# What's the surf gonna look like tomorrow?



## MrFish (Aug 21, 2009)

Between Orange Beach and Gulf Shores. Is it going to be like today? Trying to decide if I'm going to head over. Would like to find some calmer conditions.


----------



## Redchaser09 (May 12, 2014)

Wondering the same thing.. I am thinking about hitting moblie st down fort morgan road. I looked at some live Webcams today in gulf shores.. that surf looked angry


----------



## MrFish (Aug 21, 2009)

It was. I walked a little bit and packed up and took the kids to Lillian's.


----------



## MrFish (Aug 21, 2009)

Anyone have an eye on the surf today?


----------



## soup4smitty (Sep 13, 2014)

Pretty strong on Johnsons beach earlier, with a good wind coming from the northeast.


----------



## sealark (Sep 27, 2007)

Gona drop down tonight SE winds about 2 ft seas.
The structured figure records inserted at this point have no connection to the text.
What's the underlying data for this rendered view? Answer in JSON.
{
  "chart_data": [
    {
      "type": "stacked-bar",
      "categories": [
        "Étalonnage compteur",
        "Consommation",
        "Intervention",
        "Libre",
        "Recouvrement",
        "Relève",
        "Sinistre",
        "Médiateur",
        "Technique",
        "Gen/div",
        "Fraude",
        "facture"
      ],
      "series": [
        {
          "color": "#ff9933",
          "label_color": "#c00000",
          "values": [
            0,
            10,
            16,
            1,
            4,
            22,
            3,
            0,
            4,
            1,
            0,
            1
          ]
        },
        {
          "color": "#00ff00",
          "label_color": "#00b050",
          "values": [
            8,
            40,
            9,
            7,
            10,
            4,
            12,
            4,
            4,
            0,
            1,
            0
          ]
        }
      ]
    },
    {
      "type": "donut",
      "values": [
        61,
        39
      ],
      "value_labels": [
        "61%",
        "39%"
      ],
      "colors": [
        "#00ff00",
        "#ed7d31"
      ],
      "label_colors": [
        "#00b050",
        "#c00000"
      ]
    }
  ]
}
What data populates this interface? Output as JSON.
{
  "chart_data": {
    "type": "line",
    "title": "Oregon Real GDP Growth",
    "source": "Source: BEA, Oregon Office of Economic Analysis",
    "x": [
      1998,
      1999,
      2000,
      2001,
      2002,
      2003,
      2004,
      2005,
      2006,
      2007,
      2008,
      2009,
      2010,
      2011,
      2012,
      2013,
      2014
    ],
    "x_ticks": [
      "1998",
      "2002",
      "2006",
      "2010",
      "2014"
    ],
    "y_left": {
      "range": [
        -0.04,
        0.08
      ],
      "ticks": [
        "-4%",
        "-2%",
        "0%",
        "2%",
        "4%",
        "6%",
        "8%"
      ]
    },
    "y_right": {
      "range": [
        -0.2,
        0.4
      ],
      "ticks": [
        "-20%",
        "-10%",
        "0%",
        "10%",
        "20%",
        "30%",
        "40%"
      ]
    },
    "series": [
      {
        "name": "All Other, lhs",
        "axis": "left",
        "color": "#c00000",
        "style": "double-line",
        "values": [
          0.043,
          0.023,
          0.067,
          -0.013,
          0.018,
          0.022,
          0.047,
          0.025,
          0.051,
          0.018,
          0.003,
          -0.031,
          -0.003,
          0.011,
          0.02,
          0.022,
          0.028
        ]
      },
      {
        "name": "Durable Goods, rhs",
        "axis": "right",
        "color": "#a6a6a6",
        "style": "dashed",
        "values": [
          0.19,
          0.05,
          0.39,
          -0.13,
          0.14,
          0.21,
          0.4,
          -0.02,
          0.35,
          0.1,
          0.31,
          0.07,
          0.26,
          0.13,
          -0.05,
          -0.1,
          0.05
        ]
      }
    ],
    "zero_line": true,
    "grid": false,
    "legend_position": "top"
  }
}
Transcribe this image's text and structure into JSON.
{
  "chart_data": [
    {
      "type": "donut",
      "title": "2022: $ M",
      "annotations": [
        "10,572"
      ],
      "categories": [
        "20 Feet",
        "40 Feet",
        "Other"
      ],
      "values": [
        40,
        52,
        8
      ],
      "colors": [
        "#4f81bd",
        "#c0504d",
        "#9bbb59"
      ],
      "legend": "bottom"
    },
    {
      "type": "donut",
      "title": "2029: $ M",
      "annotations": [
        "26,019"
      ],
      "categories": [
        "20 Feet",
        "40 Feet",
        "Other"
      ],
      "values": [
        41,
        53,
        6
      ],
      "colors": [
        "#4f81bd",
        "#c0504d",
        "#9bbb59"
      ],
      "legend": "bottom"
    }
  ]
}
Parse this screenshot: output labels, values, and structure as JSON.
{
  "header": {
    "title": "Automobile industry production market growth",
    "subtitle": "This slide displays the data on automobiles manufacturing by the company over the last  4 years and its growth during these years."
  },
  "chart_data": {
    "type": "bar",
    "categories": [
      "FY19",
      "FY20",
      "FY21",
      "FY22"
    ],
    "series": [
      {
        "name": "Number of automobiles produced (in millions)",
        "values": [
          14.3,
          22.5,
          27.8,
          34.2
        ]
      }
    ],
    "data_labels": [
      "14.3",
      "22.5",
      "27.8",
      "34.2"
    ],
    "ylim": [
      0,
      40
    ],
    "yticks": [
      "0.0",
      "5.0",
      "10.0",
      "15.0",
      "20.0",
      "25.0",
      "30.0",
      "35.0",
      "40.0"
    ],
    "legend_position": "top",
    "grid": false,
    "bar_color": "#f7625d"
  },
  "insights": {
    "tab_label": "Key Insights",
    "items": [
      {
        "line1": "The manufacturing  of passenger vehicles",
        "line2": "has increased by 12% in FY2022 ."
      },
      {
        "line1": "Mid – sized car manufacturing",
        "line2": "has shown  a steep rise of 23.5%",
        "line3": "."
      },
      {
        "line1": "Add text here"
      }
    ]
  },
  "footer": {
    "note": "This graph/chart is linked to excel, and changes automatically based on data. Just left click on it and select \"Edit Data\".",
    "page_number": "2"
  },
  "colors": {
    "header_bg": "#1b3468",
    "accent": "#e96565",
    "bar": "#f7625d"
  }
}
Beach should be fishable with small seas. Not calm by any means.


----------



## MrFish (Aug 21, 2009)

Decided to come down anyways. Just getting a bite to eat at Tacky Jack's first.


----------



## Lady J (Jul 14, 2013)

Here is the reefcast for the general area mentioned. I'll be headed out of Ft Morgan in the AM to vertical jig around some of the outer platforms.


----------